= Value of lost load =

The Value of Lost Load (VoLL) is the estimated amount that customers receiving electricity with firm contracts would be willing to pay to avoid a disruption in their electricity service. The value of these losses can be expressed as a customer damage function (CDF). A CDF is defined as:

	Loss ($/kW) = ƒ (duration, season, time of day, notice)

Based on the calculated outage cost, a CDF can be obtained for various customer groups. Typically, there are three distinct groups of customers: residential, small and medium commercial/industry and large commercial/industrial. Figure 1 below illustrates the incremental CDFs of these three groups.
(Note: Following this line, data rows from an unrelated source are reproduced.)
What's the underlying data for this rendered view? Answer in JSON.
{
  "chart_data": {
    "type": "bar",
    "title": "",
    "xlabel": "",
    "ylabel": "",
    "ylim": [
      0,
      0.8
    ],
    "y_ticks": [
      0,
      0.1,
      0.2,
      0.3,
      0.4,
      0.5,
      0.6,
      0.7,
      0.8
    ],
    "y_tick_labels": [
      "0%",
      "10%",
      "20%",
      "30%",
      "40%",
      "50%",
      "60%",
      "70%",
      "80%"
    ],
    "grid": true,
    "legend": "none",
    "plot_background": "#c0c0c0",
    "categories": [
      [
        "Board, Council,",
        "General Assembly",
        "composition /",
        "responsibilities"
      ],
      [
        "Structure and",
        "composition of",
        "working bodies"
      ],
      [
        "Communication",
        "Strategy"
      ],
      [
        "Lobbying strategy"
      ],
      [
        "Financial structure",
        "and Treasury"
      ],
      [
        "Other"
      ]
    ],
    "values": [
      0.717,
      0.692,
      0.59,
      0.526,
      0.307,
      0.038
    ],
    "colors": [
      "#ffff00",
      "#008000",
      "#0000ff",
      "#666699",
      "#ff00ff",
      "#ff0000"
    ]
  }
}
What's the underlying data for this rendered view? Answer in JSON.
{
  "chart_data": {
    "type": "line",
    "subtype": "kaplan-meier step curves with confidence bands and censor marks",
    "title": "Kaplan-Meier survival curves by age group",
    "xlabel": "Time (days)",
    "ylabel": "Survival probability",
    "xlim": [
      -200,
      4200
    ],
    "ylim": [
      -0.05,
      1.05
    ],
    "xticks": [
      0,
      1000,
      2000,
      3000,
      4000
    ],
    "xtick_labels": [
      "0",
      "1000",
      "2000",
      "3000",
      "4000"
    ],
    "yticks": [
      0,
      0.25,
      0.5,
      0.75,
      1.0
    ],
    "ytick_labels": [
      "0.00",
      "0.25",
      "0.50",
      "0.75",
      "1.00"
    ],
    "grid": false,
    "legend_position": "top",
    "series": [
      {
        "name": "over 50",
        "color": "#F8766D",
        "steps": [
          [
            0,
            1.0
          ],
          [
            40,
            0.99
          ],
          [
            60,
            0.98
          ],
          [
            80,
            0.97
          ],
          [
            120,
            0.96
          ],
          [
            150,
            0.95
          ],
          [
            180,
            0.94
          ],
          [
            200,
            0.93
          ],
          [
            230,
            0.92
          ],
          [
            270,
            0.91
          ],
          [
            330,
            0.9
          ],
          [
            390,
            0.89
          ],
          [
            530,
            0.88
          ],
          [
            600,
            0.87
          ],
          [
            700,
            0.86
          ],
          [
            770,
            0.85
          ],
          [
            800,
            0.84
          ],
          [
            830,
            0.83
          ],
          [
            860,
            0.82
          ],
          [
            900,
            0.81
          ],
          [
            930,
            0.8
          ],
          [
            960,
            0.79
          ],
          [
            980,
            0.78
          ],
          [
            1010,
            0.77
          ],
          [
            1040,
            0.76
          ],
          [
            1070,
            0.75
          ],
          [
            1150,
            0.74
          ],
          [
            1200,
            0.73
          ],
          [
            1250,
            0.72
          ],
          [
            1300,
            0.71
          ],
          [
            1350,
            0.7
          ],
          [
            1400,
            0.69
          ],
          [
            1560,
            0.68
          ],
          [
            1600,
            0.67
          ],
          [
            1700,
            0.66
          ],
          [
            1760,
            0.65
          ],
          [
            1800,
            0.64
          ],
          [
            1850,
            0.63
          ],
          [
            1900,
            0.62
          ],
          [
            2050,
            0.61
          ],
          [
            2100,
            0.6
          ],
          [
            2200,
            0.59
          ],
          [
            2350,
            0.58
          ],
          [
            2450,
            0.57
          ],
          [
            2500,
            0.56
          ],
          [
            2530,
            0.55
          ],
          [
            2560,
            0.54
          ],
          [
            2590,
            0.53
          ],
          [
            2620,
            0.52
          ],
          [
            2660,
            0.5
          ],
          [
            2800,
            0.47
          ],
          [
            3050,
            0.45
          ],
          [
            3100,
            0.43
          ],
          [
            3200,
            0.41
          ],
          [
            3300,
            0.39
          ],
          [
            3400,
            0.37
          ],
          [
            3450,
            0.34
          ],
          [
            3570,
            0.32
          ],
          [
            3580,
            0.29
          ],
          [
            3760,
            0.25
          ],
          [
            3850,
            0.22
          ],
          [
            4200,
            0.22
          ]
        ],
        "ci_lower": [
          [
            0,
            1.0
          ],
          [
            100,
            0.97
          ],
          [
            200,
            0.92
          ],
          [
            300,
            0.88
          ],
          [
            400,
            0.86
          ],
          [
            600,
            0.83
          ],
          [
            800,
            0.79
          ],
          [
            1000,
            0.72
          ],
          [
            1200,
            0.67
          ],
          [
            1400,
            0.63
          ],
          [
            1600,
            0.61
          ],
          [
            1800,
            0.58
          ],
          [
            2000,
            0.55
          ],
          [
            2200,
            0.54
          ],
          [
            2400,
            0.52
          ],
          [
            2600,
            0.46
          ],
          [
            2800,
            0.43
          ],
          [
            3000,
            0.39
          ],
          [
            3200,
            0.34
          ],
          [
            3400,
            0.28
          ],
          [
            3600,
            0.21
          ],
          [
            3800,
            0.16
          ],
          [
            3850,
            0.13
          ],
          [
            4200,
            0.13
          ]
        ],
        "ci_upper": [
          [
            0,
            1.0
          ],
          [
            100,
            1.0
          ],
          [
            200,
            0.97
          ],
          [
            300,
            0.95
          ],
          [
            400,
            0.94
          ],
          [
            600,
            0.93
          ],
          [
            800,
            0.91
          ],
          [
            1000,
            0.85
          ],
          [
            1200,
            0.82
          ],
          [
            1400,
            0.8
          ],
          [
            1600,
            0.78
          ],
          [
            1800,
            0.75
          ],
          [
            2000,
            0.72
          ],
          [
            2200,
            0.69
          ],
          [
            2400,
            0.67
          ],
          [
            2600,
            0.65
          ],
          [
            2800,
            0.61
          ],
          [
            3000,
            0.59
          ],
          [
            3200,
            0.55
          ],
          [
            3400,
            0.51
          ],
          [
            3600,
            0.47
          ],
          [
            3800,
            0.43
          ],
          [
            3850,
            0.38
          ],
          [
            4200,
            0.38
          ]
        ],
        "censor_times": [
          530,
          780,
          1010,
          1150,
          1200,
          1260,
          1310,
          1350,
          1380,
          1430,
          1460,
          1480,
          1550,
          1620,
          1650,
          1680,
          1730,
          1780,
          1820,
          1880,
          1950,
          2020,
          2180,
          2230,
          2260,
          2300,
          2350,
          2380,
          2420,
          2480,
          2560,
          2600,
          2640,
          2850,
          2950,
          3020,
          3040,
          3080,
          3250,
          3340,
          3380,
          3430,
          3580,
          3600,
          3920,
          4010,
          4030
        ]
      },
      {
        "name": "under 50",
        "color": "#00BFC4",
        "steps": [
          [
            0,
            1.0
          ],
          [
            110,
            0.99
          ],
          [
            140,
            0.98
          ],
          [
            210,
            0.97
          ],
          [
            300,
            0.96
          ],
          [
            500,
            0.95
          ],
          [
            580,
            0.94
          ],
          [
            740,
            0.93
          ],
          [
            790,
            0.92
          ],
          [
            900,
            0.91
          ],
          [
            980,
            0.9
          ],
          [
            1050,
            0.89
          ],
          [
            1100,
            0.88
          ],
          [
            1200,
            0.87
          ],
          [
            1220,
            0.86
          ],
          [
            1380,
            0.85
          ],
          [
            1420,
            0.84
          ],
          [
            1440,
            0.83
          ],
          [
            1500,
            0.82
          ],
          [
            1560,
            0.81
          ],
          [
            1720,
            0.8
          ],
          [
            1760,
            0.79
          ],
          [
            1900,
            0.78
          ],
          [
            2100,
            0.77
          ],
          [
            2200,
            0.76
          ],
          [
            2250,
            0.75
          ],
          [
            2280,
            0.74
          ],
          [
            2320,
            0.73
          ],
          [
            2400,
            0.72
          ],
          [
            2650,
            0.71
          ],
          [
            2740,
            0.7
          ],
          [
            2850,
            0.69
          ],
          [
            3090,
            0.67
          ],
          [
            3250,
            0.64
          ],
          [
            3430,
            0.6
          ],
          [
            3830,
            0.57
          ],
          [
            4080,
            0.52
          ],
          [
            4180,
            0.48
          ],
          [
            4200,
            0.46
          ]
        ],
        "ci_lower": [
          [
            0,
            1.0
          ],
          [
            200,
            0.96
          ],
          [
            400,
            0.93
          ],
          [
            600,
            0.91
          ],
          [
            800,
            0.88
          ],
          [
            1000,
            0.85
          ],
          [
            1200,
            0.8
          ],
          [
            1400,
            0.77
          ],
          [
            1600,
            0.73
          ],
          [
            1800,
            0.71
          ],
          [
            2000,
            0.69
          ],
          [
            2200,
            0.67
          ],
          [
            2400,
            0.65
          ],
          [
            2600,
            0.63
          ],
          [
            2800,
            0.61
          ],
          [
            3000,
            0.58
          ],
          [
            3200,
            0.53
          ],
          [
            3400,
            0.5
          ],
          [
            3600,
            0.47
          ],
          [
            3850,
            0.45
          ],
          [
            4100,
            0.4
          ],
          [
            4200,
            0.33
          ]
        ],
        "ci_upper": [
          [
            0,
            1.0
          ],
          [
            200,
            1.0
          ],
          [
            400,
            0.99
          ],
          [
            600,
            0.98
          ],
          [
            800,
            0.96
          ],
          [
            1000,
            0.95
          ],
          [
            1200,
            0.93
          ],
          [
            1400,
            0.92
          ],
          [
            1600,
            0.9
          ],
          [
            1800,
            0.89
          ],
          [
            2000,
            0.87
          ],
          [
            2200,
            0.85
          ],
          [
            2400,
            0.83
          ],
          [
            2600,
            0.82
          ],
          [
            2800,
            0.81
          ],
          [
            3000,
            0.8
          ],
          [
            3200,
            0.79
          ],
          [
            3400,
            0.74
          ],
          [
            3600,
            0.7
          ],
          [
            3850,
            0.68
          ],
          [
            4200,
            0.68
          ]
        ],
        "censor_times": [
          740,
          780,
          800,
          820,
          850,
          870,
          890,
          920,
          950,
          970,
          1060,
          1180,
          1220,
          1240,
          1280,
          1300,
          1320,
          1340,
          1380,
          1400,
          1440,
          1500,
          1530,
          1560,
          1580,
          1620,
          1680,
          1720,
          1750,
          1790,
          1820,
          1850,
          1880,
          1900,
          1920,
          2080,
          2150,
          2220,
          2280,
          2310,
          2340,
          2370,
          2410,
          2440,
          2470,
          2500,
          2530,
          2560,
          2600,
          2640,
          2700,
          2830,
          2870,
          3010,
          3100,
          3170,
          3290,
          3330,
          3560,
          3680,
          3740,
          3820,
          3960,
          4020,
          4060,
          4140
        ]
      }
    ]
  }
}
Figure 1: Example Customer Damage Functions

The CDF relates the magnitude of customer losses (per kW interrupted) for a given duration of a power outage. While the general shapes of all three curves are similar, the magnitude of loss varies dramatically depending on the customer's size. Based on VoLL data from an EGAT survey in March and April 2000, it was estimated that the customers’ costs in the first hour for residential customers was Baht 11.45/kW. For large commercial/industrial (C/I) and small & medium C/I customers, the cost in the first hour was Baht 29.55/kW and Baht 89.50 /kW respectively. Further research from EPRI indicates that residential customers’ cost tend to peak at US$1.50/kW in the first hour and falls of to US$0.46/kW in subsequent hours. On the other hand, large C/I and small & medium C/I suffer much higher losses of US$10/kW and US$38/kW respectively in the first hour. This falls to US$4/kW and US$9/kW respectively in the subsequent hours.

The CDF predicts the loss per interrupted kW based on factors that influence the outage. The CDF is usually calculated based on defined market segments such as residential, commercial, and industrial. This is done because there are large variations of costs across the utility market segments. However, in a large area it is a normal practice that the interruption cost is aggregated to represent a general picture of the load losses. The aggregated interruption cost is called the composite CDF.